[Twisted-Python] In memory cache in twisted

Thu Sep 26 21:39:59 MDT 2019

On Friday, 27 September 2019 04:38:46 CEST Waqar Khan wrote:
> Hi,
>   What's a good way to use a simple dictionary as a cache in twisted
> framework?
> Basically, I have this callback chain where I ultimately make a rest
> call (in non-blocking way using treq) to fetch some data. But before
> I make the call, I am using a dictionary to see if the value is
> available or not. But, I have noticed that the event loop gets pretty
> busy(sometimes, things get stuck and twisted server stops) as soon as
> I add this logic.. Which is pretty much
> 
> @defer.inlinecallbacks
> def fetch(key):
>       if key in cache:
>                return cache[key]
>       # else call back to treq to fetch value
>        cache[key] = value
>        return value
> 
> This dict can grow to around 50k.. What's a good way to solve this
> issue?

If it gets stuck, then the cause for that is probably in the part of the 
code you omitted.

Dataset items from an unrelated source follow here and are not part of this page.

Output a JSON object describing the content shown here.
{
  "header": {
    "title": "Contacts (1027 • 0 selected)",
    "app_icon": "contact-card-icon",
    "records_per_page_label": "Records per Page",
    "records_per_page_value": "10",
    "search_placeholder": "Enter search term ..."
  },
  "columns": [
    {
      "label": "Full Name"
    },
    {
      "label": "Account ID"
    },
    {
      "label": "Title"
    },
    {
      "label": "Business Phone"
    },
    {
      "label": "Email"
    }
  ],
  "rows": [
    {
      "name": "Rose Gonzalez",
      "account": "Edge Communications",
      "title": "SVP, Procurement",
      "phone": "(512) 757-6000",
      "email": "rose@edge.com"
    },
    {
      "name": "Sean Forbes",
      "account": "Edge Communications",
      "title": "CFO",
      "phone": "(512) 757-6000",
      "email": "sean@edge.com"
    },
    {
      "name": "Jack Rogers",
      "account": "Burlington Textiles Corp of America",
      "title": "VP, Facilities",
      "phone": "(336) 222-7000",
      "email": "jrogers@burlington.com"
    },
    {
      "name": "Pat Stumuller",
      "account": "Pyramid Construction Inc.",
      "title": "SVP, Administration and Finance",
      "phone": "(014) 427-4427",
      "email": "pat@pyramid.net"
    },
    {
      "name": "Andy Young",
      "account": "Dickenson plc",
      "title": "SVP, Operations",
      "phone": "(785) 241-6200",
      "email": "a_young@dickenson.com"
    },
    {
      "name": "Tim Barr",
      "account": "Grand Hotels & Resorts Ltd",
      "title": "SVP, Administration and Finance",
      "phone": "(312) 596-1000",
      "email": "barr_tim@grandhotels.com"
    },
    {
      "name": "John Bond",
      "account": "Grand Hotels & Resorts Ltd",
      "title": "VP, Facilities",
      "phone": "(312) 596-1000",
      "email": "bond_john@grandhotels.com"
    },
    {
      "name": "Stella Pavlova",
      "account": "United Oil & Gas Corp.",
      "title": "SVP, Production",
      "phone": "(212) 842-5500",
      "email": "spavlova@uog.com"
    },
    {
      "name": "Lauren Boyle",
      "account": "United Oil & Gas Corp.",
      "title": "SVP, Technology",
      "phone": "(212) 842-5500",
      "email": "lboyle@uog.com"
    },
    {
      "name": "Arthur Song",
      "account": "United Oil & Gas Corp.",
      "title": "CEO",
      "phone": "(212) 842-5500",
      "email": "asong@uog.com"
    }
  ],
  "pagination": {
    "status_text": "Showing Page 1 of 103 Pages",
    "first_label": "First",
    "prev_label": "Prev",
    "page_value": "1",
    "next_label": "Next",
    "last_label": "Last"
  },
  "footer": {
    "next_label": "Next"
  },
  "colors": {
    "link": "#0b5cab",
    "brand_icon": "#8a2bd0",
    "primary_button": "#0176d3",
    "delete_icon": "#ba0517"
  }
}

So it would help to elaborate on how the value is 
fetched exactly.

I can see two other problems with this caching mechanism though:

1. Items are never removed from the cache, so unless there is a limit to 
the number of different keys that can be used, the cache can grow 
indefinitely. You might want something like an LRU cache rather than a 
plain dictionary.

https://docs.python.org/3/library/functools.html#functools.lru_cache

2. If a lot of clients are requesting the same thing, you won't see any 
benefits from caching until the first request completes. So you could 
get a pattern like this:

T=0: key A requested, A is not cached, start fetch #1 of A
T=1: key A requested, A is not cached, start fetch #2 of A
T=2: key A requested, A is not cached, start fetch #3 of A
T=3: key A requested, A is not cached, start fetch #4 of A
T=4: key A requested, A is not cached, start fetch #5 of A
T=5: fetch #1 of A completes and is added to the cache
T=6: key A requested, A is cached, return value immediately

In this example, the value for A is fetched 5 times despite the caching  
mechanism. If the fetching takes a long time compared to the rate at 
which requests are coming in, this effect gets worse at a quadratic 
rate: the total time spent fetching is the number of requests that come 
in during the fetching of the first request times the duration of the 
fetch.

To avoid this, you could put a Deferred for the fetch operation in the 
cache or in a separate dictionary and if you get another request for the 
same key before the fetch completes, return that Deferred instead of 
starting another fetch.

Bye,
		Maarten